Plays explore poverty, mental illness
Kill the Poor ★★★(out of 4)
Her Inside Life
★★1/2 (out of 4)
By George F. Walker, directed by Wes Berger ( Kill the Poor) and Andrea Wasserman ( Her Inside
Life), produced by Leroy Street Theatre ( Kill) and LowRise Productions ( Inside). Until Nov. 18 at the Assembly Theatre, 1479 Queen St. W. theassemblytheatre.com “What the hell is wrong with you people?”
It’s the archetypal question in a George F. Walker play, Kill the
Poor, signalling characters on the edge and comic incredulity. In this tight one-act play, the cop Annie (Chandra Galasso) asks it of Lacey (Anne van Leeuwen), who’s resisting making false claims about a bad traffic accident because she still has principles.
This situation involves a classic reversal of expectation that deftly allows Walker to land his critical point: that folks who live marginally, as do Lacey and her boyfriend Jake (Craig Henderson) can’t be reduced to “you people” — they are humans with ethics and circumstances and, hopefully, futures.
This double bill presents the final plays in Walker’s Parkdale Palace Trilogy, which began last year with The Chance, telling unrelated stories that take place in the same low-rent, west-end apartment building. There’s the threat of eviction looming over the whole complex in this play, which adds an unsettling edge of topicality; the prospect is real that Lacey and Jake could slip back into homelessness.
Van Leeuwen gives a terrific performance as the frayed but steely central character and Henderson is appropriately exasperating as her loving, dopey beau.

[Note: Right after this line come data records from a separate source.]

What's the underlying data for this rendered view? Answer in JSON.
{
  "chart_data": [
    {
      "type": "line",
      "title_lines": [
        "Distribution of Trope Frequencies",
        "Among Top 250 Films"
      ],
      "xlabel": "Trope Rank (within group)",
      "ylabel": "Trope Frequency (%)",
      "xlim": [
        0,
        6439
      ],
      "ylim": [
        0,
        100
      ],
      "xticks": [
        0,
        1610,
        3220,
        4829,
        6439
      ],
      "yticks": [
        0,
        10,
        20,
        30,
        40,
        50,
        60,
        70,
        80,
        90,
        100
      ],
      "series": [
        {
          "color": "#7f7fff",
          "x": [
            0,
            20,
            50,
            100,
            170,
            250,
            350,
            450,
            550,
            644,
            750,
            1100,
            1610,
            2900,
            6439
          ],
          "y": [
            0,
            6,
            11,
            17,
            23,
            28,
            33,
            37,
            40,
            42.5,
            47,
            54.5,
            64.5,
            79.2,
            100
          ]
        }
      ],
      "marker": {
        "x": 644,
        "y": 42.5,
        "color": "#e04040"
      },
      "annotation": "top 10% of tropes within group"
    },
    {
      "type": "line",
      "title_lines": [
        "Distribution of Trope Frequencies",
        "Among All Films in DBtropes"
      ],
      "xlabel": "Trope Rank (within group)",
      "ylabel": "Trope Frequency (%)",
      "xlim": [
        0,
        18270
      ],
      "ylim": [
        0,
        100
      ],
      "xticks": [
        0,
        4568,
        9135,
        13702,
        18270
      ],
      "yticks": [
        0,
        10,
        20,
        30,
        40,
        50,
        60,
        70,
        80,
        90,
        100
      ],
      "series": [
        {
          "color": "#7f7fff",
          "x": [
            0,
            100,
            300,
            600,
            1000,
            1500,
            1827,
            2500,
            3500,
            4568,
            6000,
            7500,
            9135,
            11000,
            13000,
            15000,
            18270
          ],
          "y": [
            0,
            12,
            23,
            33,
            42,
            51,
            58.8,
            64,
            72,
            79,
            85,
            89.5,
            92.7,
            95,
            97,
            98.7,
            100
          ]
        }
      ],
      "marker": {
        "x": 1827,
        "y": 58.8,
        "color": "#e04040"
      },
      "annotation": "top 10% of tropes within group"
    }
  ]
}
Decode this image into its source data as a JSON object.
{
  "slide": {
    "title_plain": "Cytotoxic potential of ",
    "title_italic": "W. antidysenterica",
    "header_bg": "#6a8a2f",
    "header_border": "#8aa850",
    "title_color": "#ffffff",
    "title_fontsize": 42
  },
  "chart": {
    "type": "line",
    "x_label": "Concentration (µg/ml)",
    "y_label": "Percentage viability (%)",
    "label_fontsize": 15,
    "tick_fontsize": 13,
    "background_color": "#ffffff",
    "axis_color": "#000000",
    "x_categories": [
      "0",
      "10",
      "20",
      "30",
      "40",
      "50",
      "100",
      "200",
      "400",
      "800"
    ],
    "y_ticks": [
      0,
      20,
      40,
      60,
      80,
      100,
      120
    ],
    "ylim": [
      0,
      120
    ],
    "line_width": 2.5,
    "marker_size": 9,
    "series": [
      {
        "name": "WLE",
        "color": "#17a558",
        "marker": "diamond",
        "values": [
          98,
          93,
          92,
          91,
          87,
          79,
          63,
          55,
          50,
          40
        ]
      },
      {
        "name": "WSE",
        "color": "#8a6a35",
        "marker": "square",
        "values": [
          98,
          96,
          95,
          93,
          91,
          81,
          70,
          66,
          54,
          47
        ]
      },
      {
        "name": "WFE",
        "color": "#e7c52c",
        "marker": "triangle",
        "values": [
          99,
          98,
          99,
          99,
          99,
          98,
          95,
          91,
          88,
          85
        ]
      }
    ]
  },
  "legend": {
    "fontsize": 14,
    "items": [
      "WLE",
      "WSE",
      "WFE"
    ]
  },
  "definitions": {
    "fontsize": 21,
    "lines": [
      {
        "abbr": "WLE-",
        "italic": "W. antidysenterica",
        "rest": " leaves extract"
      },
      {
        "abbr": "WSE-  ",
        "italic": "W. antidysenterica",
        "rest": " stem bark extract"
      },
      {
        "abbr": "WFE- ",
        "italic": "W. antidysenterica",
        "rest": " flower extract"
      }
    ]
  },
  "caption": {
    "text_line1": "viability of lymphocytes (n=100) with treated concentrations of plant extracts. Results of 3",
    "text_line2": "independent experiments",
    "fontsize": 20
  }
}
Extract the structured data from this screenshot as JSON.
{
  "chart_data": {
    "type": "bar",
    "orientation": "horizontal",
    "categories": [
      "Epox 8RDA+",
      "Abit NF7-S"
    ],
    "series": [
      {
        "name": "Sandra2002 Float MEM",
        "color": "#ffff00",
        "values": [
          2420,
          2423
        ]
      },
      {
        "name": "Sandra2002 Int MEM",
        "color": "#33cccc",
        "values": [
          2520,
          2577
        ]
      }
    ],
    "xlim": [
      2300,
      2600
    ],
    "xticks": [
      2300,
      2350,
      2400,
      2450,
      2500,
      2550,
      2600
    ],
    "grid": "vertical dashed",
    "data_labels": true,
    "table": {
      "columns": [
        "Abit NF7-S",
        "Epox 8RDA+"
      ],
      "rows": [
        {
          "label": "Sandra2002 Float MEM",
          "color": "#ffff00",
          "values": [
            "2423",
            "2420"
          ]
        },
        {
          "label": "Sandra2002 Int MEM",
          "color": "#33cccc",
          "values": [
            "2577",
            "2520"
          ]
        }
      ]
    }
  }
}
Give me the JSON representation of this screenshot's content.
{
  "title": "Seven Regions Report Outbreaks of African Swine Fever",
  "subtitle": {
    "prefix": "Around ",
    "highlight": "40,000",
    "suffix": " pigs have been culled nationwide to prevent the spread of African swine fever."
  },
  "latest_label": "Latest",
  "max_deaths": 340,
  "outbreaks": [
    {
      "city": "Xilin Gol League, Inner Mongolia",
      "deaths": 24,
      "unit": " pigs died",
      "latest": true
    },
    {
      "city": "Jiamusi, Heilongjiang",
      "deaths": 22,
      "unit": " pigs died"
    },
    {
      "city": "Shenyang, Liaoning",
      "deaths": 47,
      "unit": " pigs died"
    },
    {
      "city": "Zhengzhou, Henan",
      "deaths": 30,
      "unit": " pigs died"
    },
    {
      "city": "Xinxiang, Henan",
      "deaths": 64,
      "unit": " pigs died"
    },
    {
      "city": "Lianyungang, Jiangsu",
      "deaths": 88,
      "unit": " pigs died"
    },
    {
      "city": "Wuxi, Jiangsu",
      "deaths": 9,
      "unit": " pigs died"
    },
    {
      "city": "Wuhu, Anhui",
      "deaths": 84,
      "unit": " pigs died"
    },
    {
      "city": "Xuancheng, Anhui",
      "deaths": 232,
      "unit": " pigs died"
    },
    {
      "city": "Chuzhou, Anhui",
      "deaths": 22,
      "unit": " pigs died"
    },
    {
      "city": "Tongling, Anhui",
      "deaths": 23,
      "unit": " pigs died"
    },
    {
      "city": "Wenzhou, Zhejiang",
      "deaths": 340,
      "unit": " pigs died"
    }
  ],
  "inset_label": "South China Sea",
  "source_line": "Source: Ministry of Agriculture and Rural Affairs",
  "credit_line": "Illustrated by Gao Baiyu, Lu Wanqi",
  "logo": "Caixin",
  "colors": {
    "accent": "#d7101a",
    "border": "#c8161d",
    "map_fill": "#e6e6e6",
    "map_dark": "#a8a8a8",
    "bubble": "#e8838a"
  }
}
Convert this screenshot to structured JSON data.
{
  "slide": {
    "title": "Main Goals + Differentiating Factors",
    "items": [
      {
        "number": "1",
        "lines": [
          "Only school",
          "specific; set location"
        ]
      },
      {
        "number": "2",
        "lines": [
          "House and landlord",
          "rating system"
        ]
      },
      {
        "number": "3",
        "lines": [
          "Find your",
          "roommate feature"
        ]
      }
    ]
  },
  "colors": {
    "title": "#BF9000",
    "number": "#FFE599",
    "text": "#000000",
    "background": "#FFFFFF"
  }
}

This being his fifth Walker world premiere, director Wes Berger knows how to deliver the goods: the pace is snappy, the blackouts quick (lighting by Chin Palipane) and the tone unsentimental. Chris Bretecher’s living-room set, shared between both plays, is appropriately dishevelled.
Walker’s approach is doubtless formulaic but when it is delivered with heart and style as is this one, his plays are a reminder that formulas work.
Karen Fricker
The other half of Walker’s double bill, Her Inside Life, opens in a ruckus of fire alarms and sirens, and Violet (Catherine Fitch) is sitting on her couch trying to block out the noise.
As a woman living with a mental condition that’s somewhere between extreme bipolar disorder and schizophrenia, this is a moment of internal and external chaos that will become familiar to us by the end of the play’s 75 minutes.
The “inside life” in the title not only refers to the mental pain Violet suffers, but her agoraphobic lifestyle: she refuses to leave after committing a violent crime, and she’s still under heavy surveillance by her social worker Cathy (Sarah MurphyDyson) and daughter Maddy (Lesley Robertson).
Considering the gravity of her crime, Fitch gives Violet a devilish whimsy, an impressive intellect and a virtuous streak that gets us on her side, even as she invites one of her victims (Tony Munch) into this inside life of hers.
Fitch’s performance is a crafty one and Walker is sympathetic as always to his characters, but Violet’s journey gets lost in the hijinks. So, too, do the play’s other women with underdeveloped stories.